Noch befindet sich das e-book hierzulande in der Startphase, aber in den USA und Asien werden damit inzwischen erheblich, ständig wachsende Umsätze erzielt. Und schon beginnen Buchverlage auch hier, Lizenzen für die Verwertung ihrer Rechte auch an e-book-Verlage zu vergeben. Geowis dagegen ist bemüht, wie ein Buchverlag sämtliche Verwertungsrechte vom Autor zu erwerben. Er übernimmt die Erstveröffentlichung ohne Kosten für den Autor, vergibt bei Interesse Lizenzen an Printmedien und zahlt Honorare entsprechend der Anzahl der bezahlten Downloads eines Titels.

Unternehmen wie Book on Demand gehen einen Schritt weiter. Sie bieten nicht wie ein e-book-Verlag Titel zum Herunterladen auf den Rechner des Interessenten und zum Ausdrucken durch dessen Drucker an, sondern digitalisieren Manuskripte auf Kosten des Autors, übernehmen sie in ihre Datenbank und drucken sie bei Bedarf als gebundenes Buch, broschiertes Trade Paperback oder Taschenbuch. Die Entwicklung der Drucktechnik ermöglicht es inzwischen, Einzelexemplare kostengünstig herzustellen. Ein solches Buch hat inzwischen jene Qualität der Herstellung, die in den klassischen Buchverlagen üblich ist. Es ist mit einer ISBN Nummer versehen, im Verzeichnis der lieferbaren Bücher gelistet und faßt sich längst nicht mehr wie ein Raubdruck der 70er Jahre an.

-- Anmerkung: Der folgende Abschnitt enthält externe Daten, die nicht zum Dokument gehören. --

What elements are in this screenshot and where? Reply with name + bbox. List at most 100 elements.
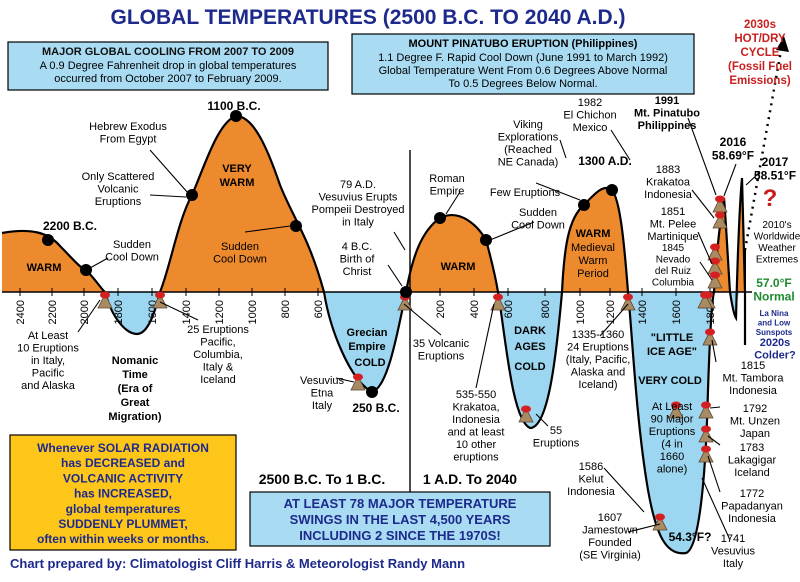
swings-line: AT LEAST 78 MAJOR TEMPERATURE <box>284 496 517 511</box>
region-dark-ages: COLD <box>514 361 545 373</box>
annotation-line: 1883 <box>656 164 680 176</box>
region-warm-medieval: Medieval <box>571 242 615 254</box>
leader-line <box>687 117 717 196</box>
axis-tick-label: 600 <box>313 300 325 318</box>
annotation-line: La Nina <box>760 309 789 318</box>
axis-tick-label: 200 <box>435 300 447 318</box>
annotation-line: Krakatoa <box>646 177 691 189</box>
annotation-line: Explorations <box>498 132 559 144</box>
cycle-label-line: Emissions) <box>729 75 791 87</box>
annotation-line: 58.51°F <box>754 169 796 183</box>
event-dot <box>480 234 492 246</box>
annotation-line: Cool Down <box>105 252 159 264</box>
cooling-box-line: A 0.9 Degree Fahrenheit drop in global t… <box>40 60 297 72</box>
leader-line <box>707 455 721 493</box>
leader-line <box>489 221 535 241</box>
solar-note-line: has DECREASED and <box>61 456 185 470</box>
solar-note-line: Whenever SOLAR RADIATION <box>37 441 209 455</box>
region-nomanic: Nomanic <box>112 355 158 367</box>
annotation-line: Japan <box>740 428 770 440</box>
cooling-box-heading: MAJOR GLOBAL COOLING FROM 2007 TO 2009 <box>42 46 294 58</box>
annotation-line: Mt. Unzen <box>730 416 780 428</box>
solar-note-line: SUDDENLY PLUMMET, <box>58 517 187 531</box>
annotation-line: Empire <box>430 186 465 198</box>
volcano-icon <box>707 243 723 261</box>
annotation-line: Papadanyan <box>721 501 783 513</box>
region-grecian: Grecian <box>347 327 388 339</box>
annotation-line: Mexico <box>573 122 608 134</box>
annotation-line: Iceland <box>200 374 235 386</box>
region-nomanic: Time <box>122 369 147 381</box>
annotation-b1100: 1100 B.C. <box>207 99 260 113</box>
annotation-line: 2017 <box>762 155 789 169</box>
event-dot <box>230 110 242 122</box>
projection-arrowhead <box>776 36 789 52</box>
leader-line <box>89 257 109 269</box>
region-little-ice-age: ICE AGE" <box>647 346 697 358</box>
volcano-icon <box>702 328 718 346</box>
leader-line <box>701 477 731 541</box>
annotation-line: Etna <box>311 388 335 400</box>
leader-line <box>244 225 291 233</box>
event-dot <box>366 386 378 398</box>
annotation-line: Colder? <box>754 350 796 362</box>
annotation-line: in Italy <box>342 217 374 229</box>
volcano-icon <box>698 425 714 443</box>
annotation-line: El Chichon <box>563 110 616 122</box>
annotation-line: 1982 <box>578 97 602 109</box>
region-grecian: COLD <box>354 357 385 369</box>
annotation-line: 10 other <box>456 439 497 451</box>
leader-line <box>723 163 737 197</box>
annotation-line: (4 in <box>661 439 682 451</box>
annotation-line: Sudden <box>519 207 557 219</box>
leader-line <box>387 264 403 287</box>
axis-tick-label: 1400 <box>181 300 193 324</box>
annotation-line: At Least <box>652 401 692 413</box>
era-label-bc: 2500 B.C. To 1 B.C. <box>259 471 386 487</box>
annotation-line: Pacific <box>32 368 65 380</box>
axis-tick-label: 1000 <box>247 300 259 324</box>
volcano-icon <box>698 401 714 419</box>
annotation-line: Viking <box>513 119 543 131</box>
swings-box: AT LEAST 78 MAJOR TEMPERATURE SWINGS IN … <box>249 491 551 547</box>
annotation-line: Volcanic <box>98 184 139 196</box>
leader-line <box>610 129 631 161</box>
solar-note-line: has INCREASED, <box>74 487 172 501</box>
annotation-line: 1792 <box>743 403 767 415</box>
annotation-line: 1783 <box>740 442 764 454</box>
annotation-line: 2010's <box>762 220 791 231</box>
leader-line <box>627 523 661 533</box>
leader-line <box>535 413 549 427</box>
annotation-line: 2020s <box>760 337 791 349</box>
annotation-line: and at least <box>448 427 505 439</box>
annotation-line: Mt. Pelee <box>650 219 696 231</box>
annotation-line: 1335-1360 <box>572 329 625 341</box>
swings-line: INCLUDING 2 SINCE THE 1970S! <box>299 528 501 543</box>
annotation-line: Vesuvius Erupts <box>319 192 398 204</box>
leader-line <box>159 301 199 321</box>
annotation-line: Pacific, <box>200 337 235 349</box>
solar-note-line: VOLCANIC ACTIVITY <box>63 471 183 485</box>
region-warm-roman: WARM <box>441 261 476 273</box>
volcano-icon <box>152 291 168 309</box>
annotation-line: 58.69°F <box>712 149 754 163</box>
annotation-line: Columbia <box>652 278 695 289</box>
annotation-line: Pompeii Destroyed <box>312 204 405 216</box>
annotation-line: Italy & <box>203 362 234 374</box>
annotation-low543: 54.3°F? <box>669 530 712 544</box>
annotation-line: 1586 <box>579 461 603 473</box>
annotation-line: Krakatoa, <box>452 402 499 414</box>
cooling-box: MAJOR GLOBAL COOLING FROM 2007 TO 2009 A… <box>7 41 329 91</box>
annotation-line: (Italy, Pacific, <box>566 354 631 366</box>
annotation-line: 1991 <box>655 95 679 107</box>
annotation-line: Martinique <box>647 231 698 243</box>
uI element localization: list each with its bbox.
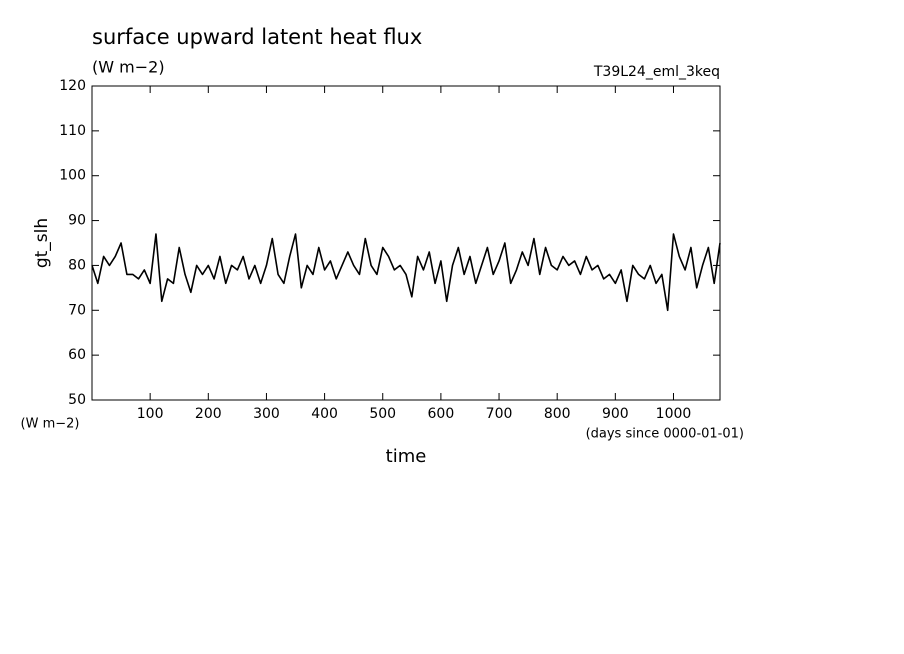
y-tick-label: 120	[59, 78, 86, 94]
data-line	[91, 233, 721, 312]
x-axis-label: time	[386, 446, 427, 467]
plot-frame	[91, 85, 721, 401]
chart-title: surface upward latent heat flux	[92, 25, 422, 49]
x-units: (days since 0000-01-01)	[586, 427, 744, 442]
y-tick-label: 110	[59, 123, 86, 139]
x-tick-label: 1000	[656, 406, 692, 422]
x-tick-label: 300	[253, 406, 280, 422]
y-tick-label: 70	[68, 302, 86, 318]
x-tick-label: 100	[137, 406, 164, 422]
x-tick-label: 600	[428, 406, 455, 422]
x-tick-label: 400	[311, 406, 338, 422]
x-tick-label: 900	[602, 406, 629, 422]
x-tick-label: 500	[369, 406, 396, 422]
experiment-label: T39L24_eml_3keq	[593, 64, 720, 80]
y-tick-label: 90	[68, 213, 86, 229]
y-tick-label: 100	[59, 168, 86, 184]
y-units: (W m−2)	[21, 417, 80, 432]
y-axis-label: gt_slh	[32, 218, 52, 268]
x-tick-label: 800	[544, 406, 571, 422]
y-tick-label: 50	[68, 392, 86, 408]
units: (W m−2)	[92, 58, 165, 77]
x-tick-label: 200	[195, 406, 222, 422]
y-tick-label: 80	[68, 257, 86, 273]
x-tick-label: 700	[486, 406, 513, 422]
y-tick-label: 60	[68, 347, 86, 363]
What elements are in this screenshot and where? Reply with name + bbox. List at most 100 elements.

Dadurch ist es den Autoren möglich, ihre Texte entschieden kostengünstiger auf eigene Rechnung drucken zu lassen als im Eitelkeitsverlag alten Typs. Was bestellt und bezahlt wird, wird meistens nach etwa zwei Wochen geliefert. Der verbreitende klassische Buchhandel mit Ladengeschäft hält solche Titel (wie inzwischen die meisten anspruchvollen, nicht massenhaft nachgefragten) zwar gleichfalls nicht am Lager, aber er bestellt sie für den Interessenten. Die Internetbuchhändler listen sie wie Titel aus den überkommenen Verlagen, was von diesen nun vielfach genutzt wird. Sie lassen inzwischen vergriffene Titel, deren Nachdruck in einer weiteren Auflage sich nicht mehr lohnt, im BoD herstellen und behalten auf diese Weise das Verlagsrecht, das Autoren meist kündigen, wenn ihr Titel nicht mehr lieferbar ist.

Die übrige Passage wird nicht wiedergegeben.